Suppose we have two vectors $X = \{x_1, x_2, ....,x_n\}$ and $R = \{r_1, r_2, ...., r_n\}$ with $\sum_i^n{x_i} \leq 1$ and $0 \leq x_i \leq 1$. For $R$, we have $R \geq 0$, i.e. for all i, $r_i \geq 0$.

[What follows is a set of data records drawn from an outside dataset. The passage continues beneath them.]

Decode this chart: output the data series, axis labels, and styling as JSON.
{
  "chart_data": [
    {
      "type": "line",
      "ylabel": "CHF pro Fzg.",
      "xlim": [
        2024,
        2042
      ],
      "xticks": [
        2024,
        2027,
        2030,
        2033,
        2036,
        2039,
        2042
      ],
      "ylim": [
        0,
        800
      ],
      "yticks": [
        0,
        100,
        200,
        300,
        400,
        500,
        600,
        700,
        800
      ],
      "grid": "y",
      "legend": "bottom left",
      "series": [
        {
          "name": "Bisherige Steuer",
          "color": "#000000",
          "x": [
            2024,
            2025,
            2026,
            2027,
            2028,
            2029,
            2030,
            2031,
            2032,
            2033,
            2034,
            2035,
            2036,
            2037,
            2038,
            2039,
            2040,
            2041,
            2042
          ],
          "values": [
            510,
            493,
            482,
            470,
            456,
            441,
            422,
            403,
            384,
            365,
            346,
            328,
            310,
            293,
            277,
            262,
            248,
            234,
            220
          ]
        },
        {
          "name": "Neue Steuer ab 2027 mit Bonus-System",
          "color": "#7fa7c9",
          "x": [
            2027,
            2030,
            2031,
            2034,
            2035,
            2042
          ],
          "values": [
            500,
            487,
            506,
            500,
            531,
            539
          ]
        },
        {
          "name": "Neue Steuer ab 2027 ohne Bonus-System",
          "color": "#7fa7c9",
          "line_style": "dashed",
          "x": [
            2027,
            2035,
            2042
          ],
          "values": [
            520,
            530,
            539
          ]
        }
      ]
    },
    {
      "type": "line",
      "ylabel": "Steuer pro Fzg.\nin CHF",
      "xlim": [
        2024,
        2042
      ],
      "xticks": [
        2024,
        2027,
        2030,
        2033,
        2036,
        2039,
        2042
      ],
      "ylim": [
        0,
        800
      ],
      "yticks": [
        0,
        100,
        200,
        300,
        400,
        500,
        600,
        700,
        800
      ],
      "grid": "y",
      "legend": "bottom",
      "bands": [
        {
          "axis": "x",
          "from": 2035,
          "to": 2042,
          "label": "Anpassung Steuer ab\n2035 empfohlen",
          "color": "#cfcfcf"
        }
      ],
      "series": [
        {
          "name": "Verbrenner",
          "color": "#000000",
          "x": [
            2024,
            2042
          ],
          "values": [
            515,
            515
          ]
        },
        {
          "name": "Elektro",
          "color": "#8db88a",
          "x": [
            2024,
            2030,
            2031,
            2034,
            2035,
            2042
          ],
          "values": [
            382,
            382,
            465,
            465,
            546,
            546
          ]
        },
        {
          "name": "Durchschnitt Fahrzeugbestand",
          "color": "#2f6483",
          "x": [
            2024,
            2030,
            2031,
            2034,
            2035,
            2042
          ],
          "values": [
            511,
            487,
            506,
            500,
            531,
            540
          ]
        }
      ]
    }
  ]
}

Then we have the operation called randomization here that let's pick up any element inside X with probability $P(x_k \mbox{ is picked}) = \frac{x_k}{\sum_i^n{x_i}}$, change the value of $x_i$ to 1 and the rest of elements in X to be $0$. Then the vector X is converted to $X^* = \{x^*_1, x^*_2, ....,x^*_n\}, x^*_i \in \{0,1\}$ Then we can know that $E[X^*R^T] = E[\sum_i^n{r_ix^*_i}] = \sum_i^n{r_iE[x^*_i]} \geq \sum_i^n{r_ix_i} = XR^T$
Then let's select an element $x_j$ inside X randomly with probability $P = \frac{x_j}{\sum_i^n{x_i}}$ and change its value to $0$, giving us $X_{new} = \{x_1, x_2, ..., x_{j-1}, 0, x_{j+1}, ...,x_n\}$. Let's repeat the same operation as described above to $X_{new}$, what can we say about the relationship between $E[X^*_{new}R^T]$ and $XR^T$? Ideally, I want to prove that $E[X^*_{new}R^T] \geq XR^T$.
Greatly appreciate any comments and hints!
Let $x_i^{new}$ be the $i^{th}$ index of $X_{new}$. \begin{align*} E[X^*_{new}R^T] = E[\sum x_i^{new}r_i] =\sum E[x_i^{new} r_i]\\ = \sum r_iE[x_i^{new}] = \sum r_i(0\cdot P(x_i^{new}=0)+x_i\cdot P(x_i^{new}=x_i))\\ = \sum r_ix_i(1-\frac{x_i}{\sum x_i})= \sum r_ix_i-\frac{\sum r_ix_i^2}{\sum x_i} \leq \sum r_ix_i=XR^T. \end{align*} All the sums are take on the index set $\{1, 2, \dots, n\}$.